Brasilien: Hoffnung für die Guanabara-Bucht
Die wunderschöne Guanabara-Bucht, an der Rio de Janeiro liegt, ist durch Müll und giftige Abwässer stark belastet. Nun startet eine große Säuberungsaktion - es ist nicht die erste.
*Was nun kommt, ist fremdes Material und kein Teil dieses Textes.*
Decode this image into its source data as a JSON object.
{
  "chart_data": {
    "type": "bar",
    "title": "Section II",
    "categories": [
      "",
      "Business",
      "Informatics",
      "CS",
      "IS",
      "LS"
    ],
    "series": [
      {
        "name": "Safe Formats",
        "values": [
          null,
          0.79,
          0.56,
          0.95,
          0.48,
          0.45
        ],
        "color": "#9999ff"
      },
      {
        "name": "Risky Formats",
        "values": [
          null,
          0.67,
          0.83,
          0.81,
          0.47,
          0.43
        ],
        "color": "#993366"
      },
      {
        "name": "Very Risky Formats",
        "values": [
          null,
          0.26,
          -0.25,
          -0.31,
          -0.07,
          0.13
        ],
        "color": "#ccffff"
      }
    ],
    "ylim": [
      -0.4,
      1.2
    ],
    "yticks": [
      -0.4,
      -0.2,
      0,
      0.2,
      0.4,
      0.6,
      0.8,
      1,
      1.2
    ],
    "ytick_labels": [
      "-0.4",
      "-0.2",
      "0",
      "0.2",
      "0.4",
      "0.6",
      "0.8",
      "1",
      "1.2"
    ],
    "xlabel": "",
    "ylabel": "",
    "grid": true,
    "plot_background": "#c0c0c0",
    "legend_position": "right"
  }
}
Bilderbuch-Panorama mit Schönheitsfehler
Die Guanabara-Bucht ist eines der Markenzeichen von Rio de Janeiro und einer der schönsten Flecken der Erde - eigentlich. Denn die unregulierte Ausbreitung der Stadt, in der rund 6,7 Millionen Menschen leben, bedroht die Landschaft. Und das Wasser der Bucht ist stark verschmutzt: Müll, giftige Chemikalien und Abwässer werden zu über 50 Prozent ungeklärt in den Atlantik geleitet.
100 Tonnen Abfall pro Tag
Eine kaputte Puppe treibt vor Rio de Janeiro im Wasser der Guanabara-Bucht. Die Bucht dehnt sich über eine Fläche von fast 400 Quadratkilometern aus und ist mit über 100 Inseln übersät. 44 Strände säumen ihre Ufer - doch viele Menschen meiden diese inzwischen, weil sich an ihnen Müll wie Plastik, Windeln, Kleidung, Reifen und Möbel sammelt. Rund 100 Tonnen Abfall landen täglich in der Bucht.
Milliarden fürs Meer
Doch vielleicht ist das Boot dieses Mannes bald nicht mehr mit Müll beladen: Im November 2021 privatisierten die Behörden von Rio die Abwasserentsorgung und verkauften die Betriebsrechte an das Unternehmen Aguas do Rio. Der neue Betreiber verspricht, insgesamt 24 Milliarden Reais (rund 47 Mio. Euro) zu investieren, um das zu tun, was bisher niemand geschafft hat: die Guanabara-Bucht zu säubern.
Hoffnung und Skepsis
"Ich habe keinen Zweifel daran, dass die Menschen wieder in der Bucht schwimmen werden", sagte Aguas do Rio-Geschäftsführer Alexandre Bianchini der Nachrichtenagentur AFP. Doch die Einheimischen sind skeptisch, da Pläne zur Rettung der Bucht in der Vergangenheit mehrfach gescheitert sind: Bereits 1994 startete ein Sanierungsprogramm für Kläranlagen, die Rohre wurden jedoch nie fertig gestellt.
Fischen im Trüben
Ein Vogel sucht zwischen Abfällen nach etwas Essbarem. Vor den Olympischen Spielen in Rio 2016 stellte die Stadt rund eine Milliarde Dollar für die Reinigung der Bucht zur Verfügung - doch wenige Wochen vor den Spielen meldete der Staat Insolvenz an. Das Versprechen, die Abwasseraufbereitungsrate auf 80 Prozent zu erhöhen, wurde nicht annähernd erfüllt.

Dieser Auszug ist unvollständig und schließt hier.